Realizar o filme “Patativa do Assaré – Ave Poesia” foi desvendar não apenas a biografia de um amigo, de um compadre; não foi apenas estudar a obra de um poeta, mas foi, sobretudo, mergulhar no vasto oceano da cultura coletiva e tatear os caminhos onde a história individual se encontra com o destino histórico de todo um povo. Para elaboração deste trabalho, foram pesquisadas muitas fontes escritas e da tradição oral; muitos registros audiovisuais e iconográficos. Todo este material, rico de informações e de suportes variados, destacou a relevância da obra patativiana, o significado político dos seus atos e a sua imensa contribuição à cultura brasileira.

O tempo cicatriza todas as feridas, mesmo as que atingem as profundezas da alma. Se as academias de letras, provincianas e cegas pelos preconceitos contra um poeta que consideravam “matuto” e “popular”, não puderam oferecer uma "cadeira" para que o velho poeta descansasse o seu corpo alquebrado por tantos anos de lutas e genialidade, o povo nordestino o imortalizou e ofereceu o inabalável abrigo do seu coração. Patativa do Assaré teve em vida o que muitos poetas, mesmos os mais reconhecidos e laureados, gostariam de ter tido: o reconhecimento, o carinho e o amor do seu povo. Sua poesia está em todas as bocas, de jovens e de velhos, no sertão e na cidade, como bandeira de luta e emoção maior, influenciando gerações. Como símbolo concreto, para perpetuar tão grande poeta que já mora no coração do seu povo, proponho às autoridades do Ceará e do Brasil a construção de um Mausoléu. No pontão da Serra de Santana (onde nasceu e viveu Patativa), descortina-se uma bela paisagem do vale onde está situada a cidade de Assaré. A idéia é cortar um dos imensos monólitos ali existentes na forma de um cubo (como a Kaaba, a pedra sagrada dos muçulmanos), para em seguida se revestir este gigantesco cubo de granito preto e, em uma cavidade aberta na pedra, depositar os restos mortais de Patativa e de Dona Belinha. Apenas uma placa de bronze anunciaria o jazigo perpétuo. No entorno, com a paisagem natural de lajedos e a flora da caatinga, seria cultivado um jardim, ao modo de um jardim Zen japonês: vazio e essencialidade. Este jardim sertânico seria um local de contemplação e de meditação. Templo da poesia do povo brasileiro.

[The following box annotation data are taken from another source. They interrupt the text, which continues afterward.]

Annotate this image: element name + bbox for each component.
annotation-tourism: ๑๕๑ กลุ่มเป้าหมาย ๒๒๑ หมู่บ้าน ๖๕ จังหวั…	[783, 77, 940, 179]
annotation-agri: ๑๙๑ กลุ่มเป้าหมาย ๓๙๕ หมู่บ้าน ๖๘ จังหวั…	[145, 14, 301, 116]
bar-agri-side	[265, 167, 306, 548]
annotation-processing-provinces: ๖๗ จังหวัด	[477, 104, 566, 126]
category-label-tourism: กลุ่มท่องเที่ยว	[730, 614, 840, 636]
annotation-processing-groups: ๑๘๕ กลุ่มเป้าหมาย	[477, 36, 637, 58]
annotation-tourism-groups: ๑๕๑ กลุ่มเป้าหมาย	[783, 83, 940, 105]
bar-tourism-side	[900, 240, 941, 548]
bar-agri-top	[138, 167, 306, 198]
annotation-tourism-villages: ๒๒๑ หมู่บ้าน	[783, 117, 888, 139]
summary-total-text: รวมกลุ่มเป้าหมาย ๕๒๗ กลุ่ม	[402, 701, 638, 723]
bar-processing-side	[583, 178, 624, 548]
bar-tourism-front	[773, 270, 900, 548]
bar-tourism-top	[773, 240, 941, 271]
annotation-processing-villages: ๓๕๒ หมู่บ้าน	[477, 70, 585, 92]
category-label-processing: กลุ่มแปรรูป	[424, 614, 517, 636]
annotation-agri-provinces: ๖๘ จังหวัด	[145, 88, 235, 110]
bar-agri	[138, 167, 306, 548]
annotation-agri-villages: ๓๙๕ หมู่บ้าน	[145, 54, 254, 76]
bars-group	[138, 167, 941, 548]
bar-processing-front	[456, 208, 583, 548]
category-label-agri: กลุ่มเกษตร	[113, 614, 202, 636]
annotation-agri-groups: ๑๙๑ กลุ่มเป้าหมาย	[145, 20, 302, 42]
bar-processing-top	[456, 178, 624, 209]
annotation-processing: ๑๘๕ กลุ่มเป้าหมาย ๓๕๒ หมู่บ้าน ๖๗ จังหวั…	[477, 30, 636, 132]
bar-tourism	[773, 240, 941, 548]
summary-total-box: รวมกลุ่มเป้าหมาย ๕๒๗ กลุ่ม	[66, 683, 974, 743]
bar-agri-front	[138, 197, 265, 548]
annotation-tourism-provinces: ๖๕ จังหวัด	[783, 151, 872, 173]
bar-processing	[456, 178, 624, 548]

Se o Brasil não tem ainda o seu poeta-nacional, que simbolize e expresse o sentimento de nação, como Garcia Lorca na Espanha, Pablo Neruda no Chile, Agostinho Neto em Angola, Camões em Portugal ou Nazin Hikmet na Turquia, o Nordeste brasileiro, popular e rebelado, tem o seu: Patativa do Assaré. Patativa do Assaré já figura entre os grandes nomes da poesia do Brasil e da América Latina por ter conseguido, com tanta arte e beleza, unir a denúncia social com o lirismo, a consciência política com a percepção humana mais profunda, o amor à natureza com o misticismo libertário. Aço e rosa. Quem lê a poesia de Patativa pensa, se emociona e se transforma, porque nela estão todas as lutas e esperanças do homem, estão as palavras que se erguem com a dignidade dos justos, contra todas as formas de obscurantismos e opressões. A poesia de Patativa é, dialeticamente, "Ispinho e Fulô". Para concluir, reafirmo: é preciso um século inteiro para plasmar gênio como Patativa do Assaré. O século XX deu esse presente ao Brasil. O povo, envaidecido, agradece.